"Asrın Güreşçisi"nin öyküsü anne karnındayken ailesinin
Sivas'ın
Demiryazı köyünden
İstanbul'a göç etmesiyle başladı.
Hamza Yerlikaya, 3 Haziran 1976'da Kadıköy'de doğdu. Annesi ev hanımı, babası kalorifer tesisatı işçisi ve Fenerbahçe forması giyen bir güreşçiydi. Altı kardeştiler.
Hamza küçükken futbola meraklıydı, ağabeyi
Muttalip ise
İstanbul Demirspor kulübünde güreşiyordu. O da ağabeyinin yanına gidip gelirken, kuvvetlenmek için 10 yaşında güreşmeye başlayınca bu sporu çok sevdi.
1992'DE İLK MADALYA
15 Yaşındayken 16 Yaş Altı kategorisinde
İstanbul Şampiyonu olunca milli formayla Kanada'da güreşti ve dördüncü oldu. 1992'de Kolombiya'da yapılan
Dünya Gençler Güreş Şampiyonası'nda kazandığı gümüş madalya ilk uluslararası başarısı oldu.
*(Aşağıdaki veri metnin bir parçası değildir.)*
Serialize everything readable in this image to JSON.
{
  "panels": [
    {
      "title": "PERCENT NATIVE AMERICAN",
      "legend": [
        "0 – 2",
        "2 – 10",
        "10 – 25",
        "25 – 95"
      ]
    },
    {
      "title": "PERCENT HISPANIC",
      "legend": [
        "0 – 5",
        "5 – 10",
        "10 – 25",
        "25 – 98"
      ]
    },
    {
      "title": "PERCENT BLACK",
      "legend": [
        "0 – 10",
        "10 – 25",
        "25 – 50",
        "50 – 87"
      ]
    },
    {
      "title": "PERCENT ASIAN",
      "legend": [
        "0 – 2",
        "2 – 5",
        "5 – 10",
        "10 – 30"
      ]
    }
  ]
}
1993'teTürkiye Güreş Şampiyonası'na
18 yaşından
küçük olduğu için alınmadı ama
turnuvalarda gösterdiği başarıyla
İstanbul'da düzenlenen
Avrupa Güreş Şampiyonası'nda milli
formayı giydi ve 2. Oldu. Birkaç ay
sonra
İsveç'te düzenlenen
Dünya Şampiyonası'nda 17 yaşındayken
şampiyon oldu. Bu yaşta altın madalya
kazanan ilk sporcuydu. Bu rekor
yani daha genç yaşta dünya şampiyonu
olan bir güreşçi o yıldan beri de
henüz kırılamamıştır.
FILA yani Uluslararası Güreş Federasyonları Birliği bu başarısı dolayısıyla daha o yaştayken kendisini "Asrın Güreşçisi" ilan etti. Sporcular turnuvalarda karşılaşma
yaptıkça yorulur. Bunun ölçüsü
de kulaktan alınan kan numunelerinde
gittikçe artan laktik asit
miktarıdır. Dünyanın en genç
şampiyonu olan
Hamza'da
bu durum tam tersineydi yani
güreştikçe laktik asit miktarı
düşüyordu. Bu ilginç sonuç spor
hekimlerini çok şaşırttı. Daha o
zamandan karşımızda bir biyonik
insan var yorumu yapılmıştı.
KARDEŞİNİ UNUTMADI
Bu başarısı ona ve dolayısıyla ailesine maddi olarak rahatlama imkânı da sağladı. Ne var ki bu kez de en küçük kardeşi
Mikail'e kanser teşhisi konmasıyla birlikte
Hamza için maddi ve manevi çok zor bir süreç başladı. Yaklaşık 10 yıl boyunca kardeşi Mikailin tedavisiyle uğraştı ve onu hayatta tutmayı başardı.
Hamza Yerlikaya grekoromen stilde güreşiyordu. Grekoromende, bacakları kullanmadan sadece bel üstüne yapılacak hamleler yapılabildiği için ayakta oyun yapmak zordur ve daha çok yer güreşiyle sonuca gidilir.
GÜREŞIN değişen kurallarında, pasif güreşen güreşçiye ihtar verilip rakibi de isterse ceza olarak yerde başlatılması, yer güreşini ve özellikle grekoromende kündenin önemini çok arttırdı.
Hamza Yerlikaya da yerde künde ve ayakta da suplekste çok iyiydi. Bu iki oyun da teknik ve güç ister, şampiyonumuz bu iki özelliğe de fazlasıyla sahipti. 1994 Yılını madalyasız geçirince büyük hayal kırıklığı yaşandı, ama o yılmadı ve daha çok çalıştı.
1995'TE 19 yaşındayken ikinci Dünya Şampiyonu olduktan sonra, 1996'da askere gitti. Aynı yıl
Atlanta'da düzenlenen olimpiyatlarda şampiyon olduğunda askerdi. Bu ilk olimpiyat birinciliğiydi. Kafile adına Türk bayrağını taşıdığı Sydney 2000'de bu başarısını tekrarladı.